Essa tendência me lembra do padrão de tráfego que os pesquisadores chamam de efeito dos ciclistas holandeses ou, de maneira mais geral, segurança em números. Sempre que as cidades pensam em adicionar mais ciclovias, os críticos alertam que haverá mais acidentes. Embora possa haver um aumento inicial nos números globais, estudos mostram que a porcentagem de acidentes por ciclista diminui e, então, os números absolutos começam a baixar. Quando os motoristas e pedestres se acostumam com os ciclistas e às leis de circulação, a segurança aumenta para todos. Motoristas em cidades com relativamente poucos ciclistas, como Nova Iorque, não esperam ver bicicletas, não procuram por elas e não sabem quem tem o direito de passagem ou responsabilidade por interagir com eles.

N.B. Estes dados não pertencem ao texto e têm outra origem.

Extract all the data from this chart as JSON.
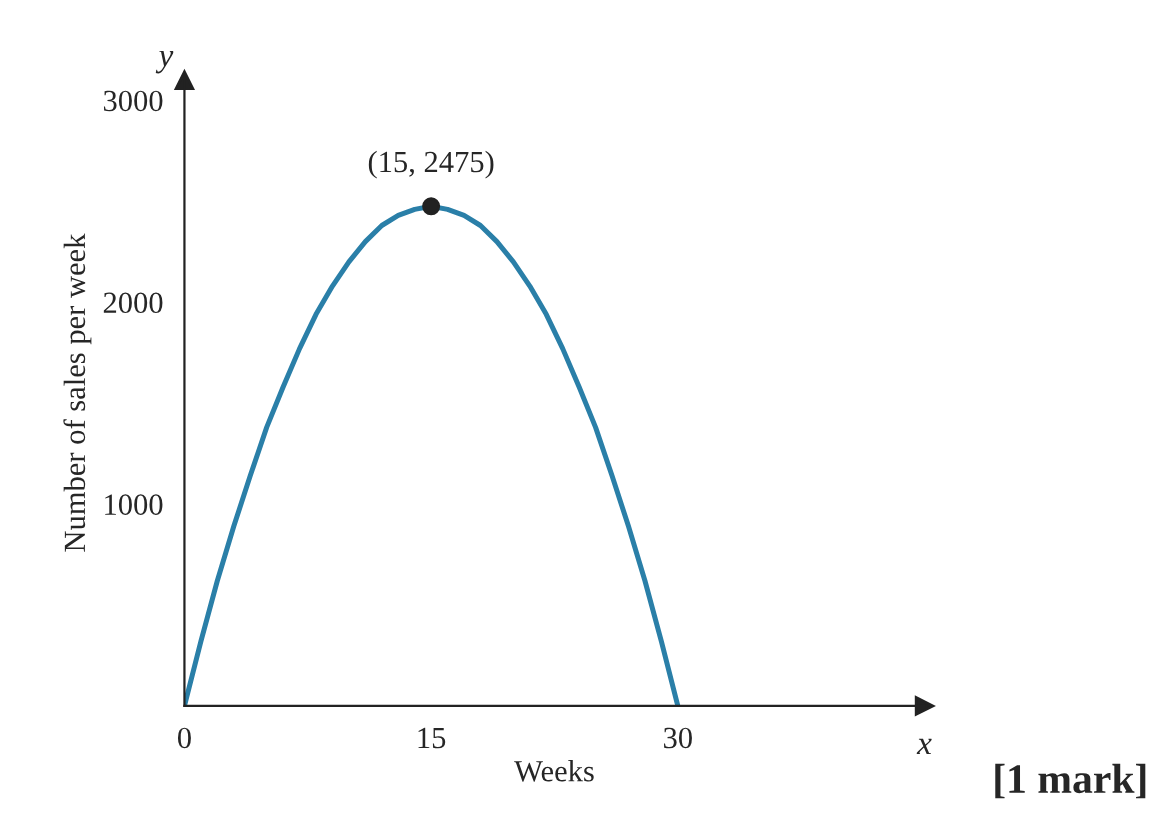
{
  "chart_data": {
    "type": "line",
    "xlabel": "Weeks",
    "ylabel": "Number of sales per week",
    "xlim": [
      0,
      45
    ],
    "ylim": [
      0,
      3100
    ],
    "xticks": [
      0,
      15,
      30
    ],
    "yticks": [
      1000,
      2000,
      3000
    ],
    "grid": false,
    "marker": "none",
    "line_style": "solid",
    "series": [
      {
        "color": "#2a7fa8",
        "x": [
          0,
          1,
          2,
          3,
          4,
          5,
          6,
          7,
          8,
          9,
          10,
          11,
          12,
          13,
          14,
          15,
          16,
          17,
          18,
          19,
          20,
          21,
          22,
          23,
          24,
          25,
          26,
          27,
          28,
          29,
          30
        ],
        "values": [
          0,
          320,
          620,
          890,
          1140,
          1380,
          1580,
          1770,
          1940,
          2080,
          2200,
          2300,
          2380,
          2430,
          2460,
          2475,
          2460,
          2430,
          2380,
          2300,
          2200,
          2080,
          1940,
          1770,
          1580,
          1380,
          1140,
          890,
          620,
          320,
          0
        ]
      },
      {
        "type": "scatter",
        "color": "#222222",
        "marker": "circle",
        "x": [
          15
        ],
        "values": [
          2475
        ]
      }
    ],
    "annotations": [
      {
        "text": "(15, 2475)",
        "x": 15,
        "y": 2475
      },
      "y",
      "x",
      "[1 mark]"
    ]
  }
}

Mas em Amsterdã ou Copenhagen, onde há tantas ou mais bicicletas do que carros nas ruas, todos sabem o que esperar, as convenções estão implantadas e são respeitadas. (Exceto por turistas estrangeiros, que frequentemente se assustam com as pistas expressas de bicicletas).
Isso cria um ciclo virtuoso, em que o aumento da segurança faz com que mais pessoas usem bicicletas. Ou, para encerrar essa grande metáfora, leva a que mais pessoas adotem dispositivos digitais quando eles veem que são seguros e compreendem as “regras da estrada” digital, para manter seus dados e eles mesmos em segurança.
Ainda não chegamos lá, mas se você julgar pela onda recente de novos contratos de termos de serviço emitidos por cada site e serviço, estamos avançando. Eles são resultado do “Regulamento Geral de Proteção de Dados” da União Europeia, ou GDPR, uma legislação que entrou em vigor em 25 de maio de 2018. Haverá certamente mudanças e melhorias, como com qualquer nova lei que é tão ampla e global, mas é um bom começo para criar responsabilidade das empresas para dar aos usuários mais consciência e controle sobre seus próprios dados. Meu próximo artigo provavelmente focará nas vantagens e desvantagens do GDPR e outras legislações. O que é mais importante: ele não libera os consumidores da responsabilidade de manterem-se informados e ativos com relação à privacidade e segurança. As informações não servem para muita coisa se você mesmo não agir.
Os regulamentos podem ajudar a nos proteger a longo prazo, mas também é essencial desenvolver bons hábitos de segurança cibernética pessoal, como um ciclista ou motorista experiente desenvolve bons hábitos. Um caminhão passando no sinal vermelho é algo ilegal, mas mesmo assim você deve olhar para os dois lados antes de atravessar a rua. Caso contrário, embora a lei possa responsabilizar o motorista pelo acidente, isso não será nenhum consolo para você, que ficará achatado como um blini na superestrada da internet.